All’art. 5-duodecies citato è, in particolare, stato stabilito che l’art. 94, comm 2, del d.lgs. 10 ottobre 2022, n. 150, viene sostituito dal seguente: «2. Per le impugnazioni proposte entro il 30 giugno 2023 continuano ad applicarsi le disposizioni di cui all’art. 23, commi 8, primo, secondo, terzo, quarto e quinto periodo e 9, nonché le disposizioni di cui all’art. 23-bis, commi 1, 2, 3, 4 e 7, de decreto-legge 28 ottobre 2020, n. 137, convertito, con modificazioni, dalla legge 18 dicembre 2020, n. 176. …».

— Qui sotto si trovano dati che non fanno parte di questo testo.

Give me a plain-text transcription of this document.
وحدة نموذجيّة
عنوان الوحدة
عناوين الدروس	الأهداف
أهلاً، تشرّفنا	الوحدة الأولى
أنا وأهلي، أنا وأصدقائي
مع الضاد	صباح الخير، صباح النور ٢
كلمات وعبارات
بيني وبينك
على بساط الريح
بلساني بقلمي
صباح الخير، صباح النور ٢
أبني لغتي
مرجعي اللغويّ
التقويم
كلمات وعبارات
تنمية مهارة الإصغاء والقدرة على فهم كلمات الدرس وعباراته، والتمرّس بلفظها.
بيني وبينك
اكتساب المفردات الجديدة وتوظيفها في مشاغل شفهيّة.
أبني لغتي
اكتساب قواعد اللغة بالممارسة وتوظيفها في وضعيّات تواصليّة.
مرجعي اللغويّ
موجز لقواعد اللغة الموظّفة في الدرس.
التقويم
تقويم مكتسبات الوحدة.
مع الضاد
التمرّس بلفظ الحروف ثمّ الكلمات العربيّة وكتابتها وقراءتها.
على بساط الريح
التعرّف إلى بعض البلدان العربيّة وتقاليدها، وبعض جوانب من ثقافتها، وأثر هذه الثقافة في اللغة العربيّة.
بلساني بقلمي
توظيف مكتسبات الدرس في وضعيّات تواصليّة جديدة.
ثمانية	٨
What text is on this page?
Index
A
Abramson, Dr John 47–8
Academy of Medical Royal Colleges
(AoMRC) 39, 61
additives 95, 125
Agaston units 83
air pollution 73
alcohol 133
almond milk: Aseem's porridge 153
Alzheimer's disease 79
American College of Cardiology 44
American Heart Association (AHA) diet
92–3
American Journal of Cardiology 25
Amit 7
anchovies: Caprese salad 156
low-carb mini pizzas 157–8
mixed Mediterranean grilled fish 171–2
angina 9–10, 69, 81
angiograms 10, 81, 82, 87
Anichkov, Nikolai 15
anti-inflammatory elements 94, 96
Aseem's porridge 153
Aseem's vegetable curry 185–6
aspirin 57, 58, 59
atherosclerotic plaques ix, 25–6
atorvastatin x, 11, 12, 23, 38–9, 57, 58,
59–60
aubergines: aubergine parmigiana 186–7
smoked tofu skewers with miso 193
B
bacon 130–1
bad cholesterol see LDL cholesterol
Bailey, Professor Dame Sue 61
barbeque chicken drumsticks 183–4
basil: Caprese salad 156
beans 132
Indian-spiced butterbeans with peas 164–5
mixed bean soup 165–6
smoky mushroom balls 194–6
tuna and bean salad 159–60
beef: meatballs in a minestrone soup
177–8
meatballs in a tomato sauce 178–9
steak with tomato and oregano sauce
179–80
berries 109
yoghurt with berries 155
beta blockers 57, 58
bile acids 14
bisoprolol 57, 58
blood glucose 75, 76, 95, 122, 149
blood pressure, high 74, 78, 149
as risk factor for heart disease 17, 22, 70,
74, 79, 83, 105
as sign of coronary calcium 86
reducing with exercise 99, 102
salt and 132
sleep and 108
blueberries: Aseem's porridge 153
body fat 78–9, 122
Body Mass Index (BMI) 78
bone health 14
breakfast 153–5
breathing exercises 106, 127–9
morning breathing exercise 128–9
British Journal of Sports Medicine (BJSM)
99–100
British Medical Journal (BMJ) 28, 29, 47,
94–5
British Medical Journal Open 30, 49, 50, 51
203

Non v’è dubbio che nel caso in esame l’atto di appello era stato proposto certamente prima del 30 giugno 2023 visto che la sentenza della Corte di appello è del 10 maggio 2023.
A dir del vero detta disciplina è ancora oggi in vigore in quanto sul tessuto normativo descritto si è sovrapposto l’art. 17 del d.l. 75 del 22 giugno 2023 (convertito in legge n. 112 del 10 agosto 2023) che aveva prorogato l’ultrattività delle disposizioni processuali sulla trattazione dell’appello e del giudizio d cassazione già dettate nel periodo di emergenza pandemica fino al 15 gennaio 2024: in specie, è stato modificato ulteriormente l’art. 94 del decreto legislativo n. 150/2022 specificando che per le impugnazioni proposte sino al quindicesimo giorno successivo alla scadenza del termine del 31 dicembre 2023, di cui ai commi 1 e 3 dell’articolo 87 (per l’attivazione del processo telematico), continuano ad applicarsi le disposizioni di cui agli articoli 23, commi 8, primo, secondo, terzo, quarto e quinto periodo, e 9, e 23-bis, commi 1, 2, 3, 4 e 7, del decreto-legge 28 ottobre 2020, n. 137, convertito, con modificazioni, dalla legge 18 dicembre 2020, n. 176.
Come accennato, peraltro, la data del 30 giugno 2023 (che era già slittata al 15 gennaio 2024 per effetto dell’art. 17 del d.l. n. 75 del 22 giugno 2023, convertito nella legge n. 112 del 10 agosto 2023) è stata ulteriormente spostata in avanti, al 30 giugno 2024, per effetto dell’art. 11 del d.l. n. 215 del 30 dicembr 2023 (cd. “milleproroghe”), convertito nella legge n. 18 del 23 febbraio 2024, a norma del quale il termine previsto dal citato articolo 94, comma 2, per i giudizi di impugnazione è prorogato – appunto – fino al 30 giugno 2024.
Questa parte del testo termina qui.